Cinque stralci di lettere e diari con tanto di errori grammaticali tratti da Storia intima della Grande Guerra, un volume curato da Quinto Antonelli. Scrivono un muratore, un contadino, un pastore, un bracciante e un gigante col berretto di ferro

«Tremavocome una foglia»
Mimo Genga, muratore, nato  a Colbordolo (Pesaro), 1894, arruolato nel 37° reggimento di fanteria.
(…) Calmi tranquilli si stava costruire una trincea quando ad un tratto si sente in lontananza un mormorio di un proiettile, io pel primo non sapevo cosa fosse, tutti ci alzammo in piedi guardandosi l’un con l’altro, cos’è? Rispose il maggiore Franchi nulla, nulla è una mosca che fa una gitta, noi tutti zitti sincomincia di nuovo l’opera, ma non fu finito, trascorremmo 4 o 5 minuti si risente di nuovo, ma molto più vicino del primo, noi tutti si rideva, andava tanto lontano che nessuno si sentiva l’esplosione, passammo ancora qualche minuto, il terzo poi fu spaventevole, sudiva la palla che era assai vicino, la paura non so descriverla, chi da una parte chi dall’altra fummo scappati, tremanti ci siamo ritirati all’accampamento, non fu finito, dopo una mezzora un simile proiettile da 152 esplose a due o tre metri al di sopra della mia testa, per fortuna è stato corto, se esplodeva 5 metri più avanti prendeva tutto l’accampamento, non sapevo dove andare, tremavo come una foglia sull’albero ma anche questo passò. (…)
«Prendi velenoso Serpente»
Giacomo Beltrami, contadino, nato a Nomesino (Trento) nel 1875. Arruolato nell’agosto del 1914 nell’esercito austroungarico.
(…) Poi hò deto lato di contrizzione mi feci il segno della Santa Croce e mi alzzai, guardo versso il mio averssario, egli pogiava le mani in tera e si alzzava un pocho poi tornava à cadere; Io vedendomi assi mal punto, e penssato a quelo che à fatto la rabia mi acechò non vedendo più il pericolo che mì minaciava prendei il mio fucile dal calcio in sù, e li andò a presso, egli mi guardava coli ochi spalancati la boca aperta, io alzzai il fucile come si fano affare un buco col palo di fero, così calai il colpo ficandolli la baioneta in boca passando dalaltra parte Prendi velenoso Serpente tù non avrai più la grazzia di andare in Russia e avantartti che hai uciso un Austriaco. (…)
«Non ho stima per gli eroi: sono assassini»
Francesco Giuliani, pastore e bracciante, nato a Castel del Monte (L’Aquila) nel 1890. Autodidatta, assegnato al 13° reggimento di fanteria, è autore di una complessa opera memoriale.

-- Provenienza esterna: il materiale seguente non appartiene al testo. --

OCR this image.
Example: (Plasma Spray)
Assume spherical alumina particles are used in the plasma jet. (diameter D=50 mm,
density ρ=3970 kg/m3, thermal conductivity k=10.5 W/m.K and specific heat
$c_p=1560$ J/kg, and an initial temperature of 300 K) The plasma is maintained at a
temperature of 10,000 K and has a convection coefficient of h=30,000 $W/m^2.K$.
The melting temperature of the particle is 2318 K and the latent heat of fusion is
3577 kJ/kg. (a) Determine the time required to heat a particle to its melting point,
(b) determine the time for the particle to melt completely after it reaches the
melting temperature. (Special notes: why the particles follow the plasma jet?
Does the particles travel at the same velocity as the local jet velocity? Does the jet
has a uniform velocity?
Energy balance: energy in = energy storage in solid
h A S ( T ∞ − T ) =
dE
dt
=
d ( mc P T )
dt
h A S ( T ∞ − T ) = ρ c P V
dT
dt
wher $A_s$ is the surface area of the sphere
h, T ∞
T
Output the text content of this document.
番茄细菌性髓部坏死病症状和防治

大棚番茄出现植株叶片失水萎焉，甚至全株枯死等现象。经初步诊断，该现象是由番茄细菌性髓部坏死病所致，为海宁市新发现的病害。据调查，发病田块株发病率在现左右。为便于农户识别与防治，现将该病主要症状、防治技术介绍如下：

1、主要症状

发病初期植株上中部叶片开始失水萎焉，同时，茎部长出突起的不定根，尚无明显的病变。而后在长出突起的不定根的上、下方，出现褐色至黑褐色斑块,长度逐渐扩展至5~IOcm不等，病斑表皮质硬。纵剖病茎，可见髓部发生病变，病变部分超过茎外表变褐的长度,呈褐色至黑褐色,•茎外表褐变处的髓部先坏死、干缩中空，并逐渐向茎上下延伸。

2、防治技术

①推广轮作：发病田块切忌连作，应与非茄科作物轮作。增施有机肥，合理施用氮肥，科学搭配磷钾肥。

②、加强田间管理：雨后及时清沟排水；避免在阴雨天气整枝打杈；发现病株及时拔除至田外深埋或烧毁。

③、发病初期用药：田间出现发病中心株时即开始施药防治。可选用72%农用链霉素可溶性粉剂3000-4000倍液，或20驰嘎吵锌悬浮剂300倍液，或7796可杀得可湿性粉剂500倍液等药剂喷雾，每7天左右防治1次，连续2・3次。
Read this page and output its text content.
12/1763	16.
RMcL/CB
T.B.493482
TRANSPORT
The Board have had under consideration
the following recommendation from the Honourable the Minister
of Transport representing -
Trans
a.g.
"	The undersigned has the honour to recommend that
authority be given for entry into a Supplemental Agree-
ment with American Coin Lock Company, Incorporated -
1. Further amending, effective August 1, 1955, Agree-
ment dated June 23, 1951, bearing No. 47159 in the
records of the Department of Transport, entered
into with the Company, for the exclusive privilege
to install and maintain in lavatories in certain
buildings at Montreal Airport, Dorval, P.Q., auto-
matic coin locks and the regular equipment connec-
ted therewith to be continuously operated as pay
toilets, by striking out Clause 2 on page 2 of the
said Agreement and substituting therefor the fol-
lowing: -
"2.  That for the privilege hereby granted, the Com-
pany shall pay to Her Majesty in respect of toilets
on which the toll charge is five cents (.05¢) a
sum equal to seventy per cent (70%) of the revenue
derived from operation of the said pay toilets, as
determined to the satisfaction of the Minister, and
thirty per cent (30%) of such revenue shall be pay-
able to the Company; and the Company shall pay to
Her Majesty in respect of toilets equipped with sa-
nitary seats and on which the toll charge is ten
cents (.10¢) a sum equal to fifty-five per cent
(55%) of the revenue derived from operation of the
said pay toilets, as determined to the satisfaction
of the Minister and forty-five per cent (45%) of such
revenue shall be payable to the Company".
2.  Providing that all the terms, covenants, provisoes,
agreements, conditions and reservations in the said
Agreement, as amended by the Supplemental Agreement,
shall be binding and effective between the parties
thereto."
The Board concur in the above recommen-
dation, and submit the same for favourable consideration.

Questa lettera è indirizzata alla moglie.
Io ho cercato sempre di non farmi vincere dalla paura, perché quando si è nel pericolo può riuscire dannosa che fa perdere il lume della ragione. Io posso dire che non sono un vile ne un coraggioso, il coraggio tante volte non mi è mancato ma non ne ho fatto abuso inutilmente. Io non ho l’ambizione di salire in alto con atti di valore, mi contento di restare nel primo gradino, basta che mi riuscisse di salvare la pelle. Io non ho stima, né simpatia per quelli che sono i coraggiosi eroi; in guerra tutti quelli che vi sono distinti come eroi sono assassini, il vero eroe è quello che mette in pericolo la propria vita per salvare quella degli altri.
«Sono pieno di pedochicome un maiale»
Carlo Franzelli, nato a Roccafranca (Brescia) nel 1895, arruolato nel 30° reggimento  di fanteria. Muore in un ospedale  da campo il 24 dicembre 1915.
Signor Costanso
(…) Prima di cominciare la Guerra tutti gridava. Evvi[v]a la Guerra ma adesso che casca i Soldati come le mosche grida la Pace, ma invece il Soldato Franzelli mai non trema sempre coraggio e se non muoio voglio prendere la Medaglia. Quando vado a gridar Savoia sci capiscie che anno paura perche cio una barba che somiglio un gigante cio un beretto di ferro in testa sono infangato fino gli ochi sono pieno di pedochi come un maiale ma cosa fare senpre Savoia Avanti ciao (…)
«Si dovrebberovergognare»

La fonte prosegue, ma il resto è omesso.